O uísque escocês é feito com os mesmos ingredientes há centenas de anos, mas algumas destilarias começam a se questionar se não terá chegado o momento de mudar para seduzir os novos mercados, como os países emergentes.

Em janeiro, o Wall Street Journal publicou um documento “altamente confidencial” do grupo Diageo, que produz a badalada marca Johnnie Walker, provocando uma forte comoção nesta lendária indústria: revelava que o gigante dos licores estudava várias novidades como uísques aromatizados, variações de baixo teor alcoólico ou envelhecê-los em barris de tequila.

Mas sua margem de manobra é muito limitada. O “Scotch Whisky” é uma denominação protegida por uma lei britânica e esta bebida deve ser produzida na Escócia a partir da cevada, levadura e água, e envelhecer durante – ao menos – três anos em barris de carvalho, com um teor alcoólico de no mínimo 40%.

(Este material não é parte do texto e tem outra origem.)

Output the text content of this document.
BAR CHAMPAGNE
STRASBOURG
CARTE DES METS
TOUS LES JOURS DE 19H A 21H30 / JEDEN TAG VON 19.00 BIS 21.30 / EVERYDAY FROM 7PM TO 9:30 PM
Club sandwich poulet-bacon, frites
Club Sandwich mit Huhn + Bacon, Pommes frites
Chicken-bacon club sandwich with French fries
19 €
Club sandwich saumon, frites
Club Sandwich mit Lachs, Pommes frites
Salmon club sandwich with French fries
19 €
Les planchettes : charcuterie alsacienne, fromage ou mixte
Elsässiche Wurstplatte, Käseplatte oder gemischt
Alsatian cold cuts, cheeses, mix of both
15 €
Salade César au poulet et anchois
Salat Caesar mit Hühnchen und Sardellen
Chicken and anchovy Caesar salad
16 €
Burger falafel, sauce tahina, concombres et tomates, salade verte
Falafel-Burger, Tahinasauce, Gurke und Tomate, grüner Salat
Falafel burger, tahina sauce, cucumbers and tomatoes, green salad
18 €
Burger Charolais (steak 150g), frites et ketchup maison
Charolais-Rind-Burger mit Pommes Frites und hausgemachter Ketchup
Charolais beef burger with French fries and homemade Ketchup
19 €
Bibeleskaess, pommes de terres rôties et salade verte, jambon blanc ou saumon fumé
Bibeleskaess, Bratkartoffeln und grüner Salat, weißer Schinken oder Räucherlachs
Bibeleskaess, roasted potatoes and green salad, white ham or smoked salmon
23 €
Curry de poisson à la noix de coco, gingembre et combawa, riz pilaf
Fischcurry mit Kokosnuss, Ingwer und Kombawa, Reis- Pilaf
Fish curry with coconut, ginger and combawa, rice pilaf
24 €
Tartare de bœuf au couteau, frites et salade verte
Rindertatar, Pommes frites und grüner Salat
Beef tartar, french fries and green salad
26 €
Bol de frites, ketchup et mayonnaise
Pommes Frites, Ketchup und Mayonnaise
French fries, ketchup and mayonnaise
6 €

Com isso, se torna complicado agradar os “millenials”, tão preocupados com a saúde e com a redução de seu consumo de álcool, ou fazer as garrafas chegarem ao Oriente Médio, um mercado lucrativo onde o consumo de álcool muitas vezes é proibido.

“Johnnie Walker não pode, de repente, fazer uísque sabor de morango e enviá-lo à China como uísque de morango”, explica à AFP Matthew Pauley, professor assistente no International Centre for Brewing and Distilling (ICBD) da Universidade Heriot-Watt, em Edimburgo.

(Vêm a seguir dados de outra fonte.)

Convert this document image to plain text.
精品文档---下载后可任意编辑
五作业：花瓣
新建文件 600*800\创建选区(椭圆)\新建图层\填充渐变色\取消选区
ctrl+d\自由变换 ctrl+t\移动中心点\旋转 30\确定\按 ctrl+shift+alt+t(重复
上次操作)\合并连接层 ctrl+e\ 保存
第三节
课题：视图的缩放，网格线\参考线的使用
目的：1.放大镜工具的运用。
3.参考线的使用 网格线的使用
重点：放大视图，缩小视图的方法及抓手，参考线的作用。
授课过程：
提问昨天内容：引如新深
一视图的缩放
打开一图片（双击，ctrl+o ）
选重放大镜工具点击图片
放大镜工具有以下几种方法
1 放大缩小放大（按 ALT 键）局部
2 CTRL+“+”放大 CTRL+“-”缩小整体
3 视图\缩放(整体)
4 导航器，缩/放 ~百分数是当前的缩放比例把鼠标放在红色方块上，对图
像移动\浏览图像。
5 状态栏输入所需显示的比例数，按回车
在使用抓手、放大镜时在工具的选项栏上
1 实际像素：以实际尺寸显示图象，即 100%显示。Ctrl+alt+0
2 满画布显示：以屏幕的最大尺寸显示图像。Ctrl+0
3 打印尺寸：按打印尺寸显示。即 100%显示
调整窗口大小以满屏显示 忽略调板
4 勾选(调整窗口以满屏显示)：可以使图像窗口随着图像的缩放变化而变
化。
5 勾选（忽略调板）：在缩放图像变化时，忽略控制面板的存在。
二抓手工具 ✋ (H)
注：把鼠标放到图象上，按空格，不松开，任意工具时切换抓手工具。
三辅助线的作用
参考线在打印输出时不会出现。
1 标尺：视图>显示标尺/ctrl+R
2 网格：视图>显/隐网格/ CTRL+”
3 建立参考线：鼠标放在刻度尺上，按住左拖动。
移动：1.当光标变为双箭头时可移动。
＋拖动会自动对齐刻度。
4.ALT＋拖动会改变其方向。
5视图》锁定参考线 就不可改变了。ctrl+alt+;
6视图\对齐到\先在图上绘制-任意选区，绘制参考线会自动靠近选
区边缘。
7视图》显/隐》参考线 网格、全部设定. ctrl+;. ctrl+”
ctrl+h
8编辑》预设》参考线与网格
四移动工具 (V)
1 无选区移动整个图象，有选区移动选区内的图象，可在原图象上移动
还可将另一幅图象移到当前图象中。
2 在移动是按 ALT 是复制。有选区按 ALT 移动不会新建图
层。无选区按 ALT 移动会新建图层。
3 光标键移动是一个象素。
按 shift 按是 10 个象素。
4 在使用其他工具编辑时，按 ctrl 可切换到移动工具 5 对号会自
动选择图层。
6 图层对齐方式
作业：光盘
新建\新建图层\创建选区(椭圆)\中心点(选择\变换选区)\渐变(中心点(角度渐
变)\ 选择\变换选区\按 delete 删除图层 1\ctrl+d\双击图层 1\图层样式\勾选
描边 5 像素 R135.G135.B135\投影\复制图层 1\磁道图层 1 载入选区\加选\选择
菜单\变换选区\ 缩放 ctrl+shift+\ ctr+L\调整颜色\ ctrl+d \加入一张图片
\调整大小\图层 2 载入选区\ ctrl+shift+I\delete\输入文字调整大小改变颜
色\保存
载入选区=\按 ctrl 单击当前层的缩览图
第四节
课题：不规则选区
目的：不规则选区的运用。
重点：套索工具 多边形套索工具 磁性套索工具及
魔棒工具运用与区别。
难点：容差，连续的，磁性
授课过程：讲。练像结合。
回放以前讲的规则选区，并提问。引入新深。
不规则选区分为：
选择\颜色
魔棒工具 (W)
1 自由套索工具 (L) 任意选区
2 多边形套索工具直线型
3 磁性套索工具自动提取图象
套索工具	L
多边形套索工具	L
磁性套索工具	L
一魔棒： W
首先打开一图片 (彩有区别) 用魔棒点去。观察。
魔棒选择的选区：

“Há muito interesse pelas bebidas com menor teor alcoólico no setor”, acrescentou, principalmente por conta da introdução de um preço mínimo para a venda de álcool na Escócia, ou da iniciativa como o “Dry January”, um mês de sobriedade depois dos excessos das festas de fim de ano.

A destilaria Eden Mill, em Saint Andrews, abandonou seu projeto de usar malte chocolate – como o das cervejas pretas inglesas – depois que a Associação de Uísque Escocês (SWA) advertiu que isto poderia “levar à produção de uma bebida diferente do uísque escocês tradicional”.

Nas estantes do ICBD se acumulam as ervas, especiarias e aromas utilizados nos experimentos com gim. Mas se mantêm bem distantes dos alambiques para uísque, apesar de já terem feito inovações nos limites da legalidade, como variar o teor alcoólico durante o envelhecimento, ou mudar de tonel antes do engarrafamento para dar ao uísque das planícies o acabamento turvo do malte das Terras Altas.

– Divisões –

Tradição ou inovação? O debate está aberto na Escócia.

Paul Miller, cofundador da destilaria Eden Mill, defende uma maior flexibilidade. “Temos as melhores formações em fermentação e destilação de uísque na Universidade Heriot-Watt”, destacou no jornal escocês “The Herald”. “Seria uma verdadeira pena que essas pessoas não tivessem a chance de mostrar sua criatividade”.

“Muro Fraser”, a iniciativa de um grupo multipartidário sobre o uísque escocês no Parlamento regional, se mostra menos entusiasta. “Pessoalmente, preferiria que não alterassem a marca do uísque escocês. Por isso, temos que ser prudentes antes de nos lançarmos rápido demais na vida da inovação”.

E as mesmas divisões são vistas no Rosenburn Bar, um pub tradicional situado perto do estádio de rúgbi Murrayfield, em Edimburgo.

Bebendo um gole de seu Aberlour, Alan McGuire, um pedreiro de 53 anos, considera que as inovações muito radicais “iriam contrariar tudo o que o uísque é”. “É uma bebida maravilhosa estabelecida há anos e acrescentar algo como gengibre, limão ou framboesa mataria sua especificidade”, assinala.

Christopher Gauld, um enfermeiro de 35 anos, se define como “um grande adepto à mudança”, enquanto saboreia um malte de Islay chamado “The Classic Ladie”. “O uísque que temos atualmente não seria o que é se as pessoas não tivessem testado coisas no passado. Por isso, estou aberto às experimentações”.

A Associação do Uísque Escocês, cujo objetivo maior é preservar a reputação internacional desta especialidade local, tampouco diz não a tudo: “a inovação é importante para todas as indústrias, e não há nenhum obstáculo para produzirem novos produtos a partir do uísque escocês”, indicou um porta-voz.

Mas não podem dar espaço à “menor confusão para os consumidores”, adverte. O comércio desses novos produtos não pode, em nenhum caso, “sugerir que se trata de uísque escocês quando não é assim”.

E embora a Diageo tenha confirmado que estava trabalhando com a SWA em uma série de inovações, um porta-voz da associação insistiu: “nunca comprometeremos a qualidade e a integridade do ‘Scotch'”.